Kreger echoed Lednovich’s concern. “No way are we going to go back from the rate we set tonight. That’s crazy. We are talking about real simple stuff, and we can make it work with the rollback rate.”
Lednovich said, “I’m just going to say this for the final time. We are in extraordinary times not seen in a hundred years. Anyone who sits here and says we are on economic bedrock is not facing reality. When our own Tourist Development Council says revenues will drop 50-60 percent. … The people of this city deserve the rollback rate, because things are going to get worse.
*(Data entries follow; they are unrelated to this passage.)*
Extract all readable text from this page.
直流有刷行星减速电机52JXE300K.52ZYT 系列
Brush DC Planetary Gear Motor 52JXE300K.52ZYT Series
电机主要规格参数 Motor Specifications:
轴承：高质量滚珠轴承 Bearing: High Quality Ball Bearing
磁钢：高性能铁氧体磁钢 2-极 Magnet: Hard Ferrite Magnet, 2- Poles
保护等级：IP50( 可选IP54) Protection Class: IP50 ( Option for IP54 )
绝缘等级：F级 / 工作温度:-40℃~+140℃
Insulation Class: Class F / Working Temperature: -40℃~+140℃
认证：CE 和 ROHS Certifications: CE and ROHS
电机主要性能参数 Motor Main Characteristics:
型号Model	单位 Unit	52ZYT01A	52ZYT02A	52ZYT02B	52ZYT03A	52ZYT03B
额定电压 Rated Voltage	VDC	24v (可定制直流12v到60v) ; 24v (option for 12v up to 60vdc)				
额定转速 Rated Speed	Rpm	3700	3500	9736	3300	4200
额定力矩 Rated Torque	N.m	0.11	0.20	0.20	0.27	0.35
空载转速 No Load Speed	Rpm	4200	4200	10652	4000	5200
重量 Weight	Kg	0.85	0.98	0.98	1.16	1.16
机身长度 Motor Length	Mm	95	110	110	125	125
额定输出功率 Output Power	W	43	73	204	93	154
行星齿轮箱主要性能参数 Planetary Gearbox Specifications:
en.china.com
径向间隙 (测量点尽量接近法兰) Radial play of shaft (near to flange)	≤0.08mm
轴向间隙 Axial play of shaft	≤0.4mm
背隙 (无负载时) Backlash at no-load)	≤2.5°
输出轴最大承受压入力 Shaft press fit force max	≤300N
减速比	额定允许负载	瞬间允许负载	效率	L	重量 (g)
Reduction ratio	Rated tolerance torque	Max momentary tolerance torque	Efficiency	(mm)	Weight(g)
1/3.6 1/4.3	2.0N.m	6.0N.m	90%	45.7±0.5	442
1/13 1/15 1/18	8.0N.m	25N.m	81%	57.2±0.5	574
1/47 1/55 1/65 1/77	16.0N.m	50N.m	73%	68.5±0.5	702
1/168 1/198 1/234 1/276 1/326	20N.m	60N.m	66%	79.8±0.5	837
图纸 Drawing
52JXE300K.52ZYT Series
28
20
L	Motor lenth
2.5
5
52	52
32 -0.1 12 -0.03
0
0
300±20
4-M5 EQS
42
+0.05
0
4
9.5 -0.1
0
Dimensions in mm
Every penny in their pocket counts.”
Milller called for the vote on adopting the rollback rate of 5.2977, which failed on a 2-3 vote.
Ross then moved to adopt the adjusted rollback rate of 5.4683, and Chapman seconded his motion.
City Attorney Tammi Bach read the TRIM statement into the record. She indicated that the proposed rate under Ross’ motion exceeded the rollback rate by 3.22 percent and therefore is considered a tax increase. “In reality, because of the way the tax system works, many of us will see a reduction,” she said. In response to a question from Lednovich, she confirmed that three votes are required to adopt the adjusted millage rate as a tentative or final rate. “You are setting the ceiling tonight,” she said.
The adjusted rollback rate of 5.4683 was adopted as a tentative 2020/21 millage rate on a 3-2 vote with Kreger and Lednovich voting in opposition.
The City Commission Budget Workshops will be held on August 5th and 11th. Public hearings on the budget are scheduled for September 8 and 22.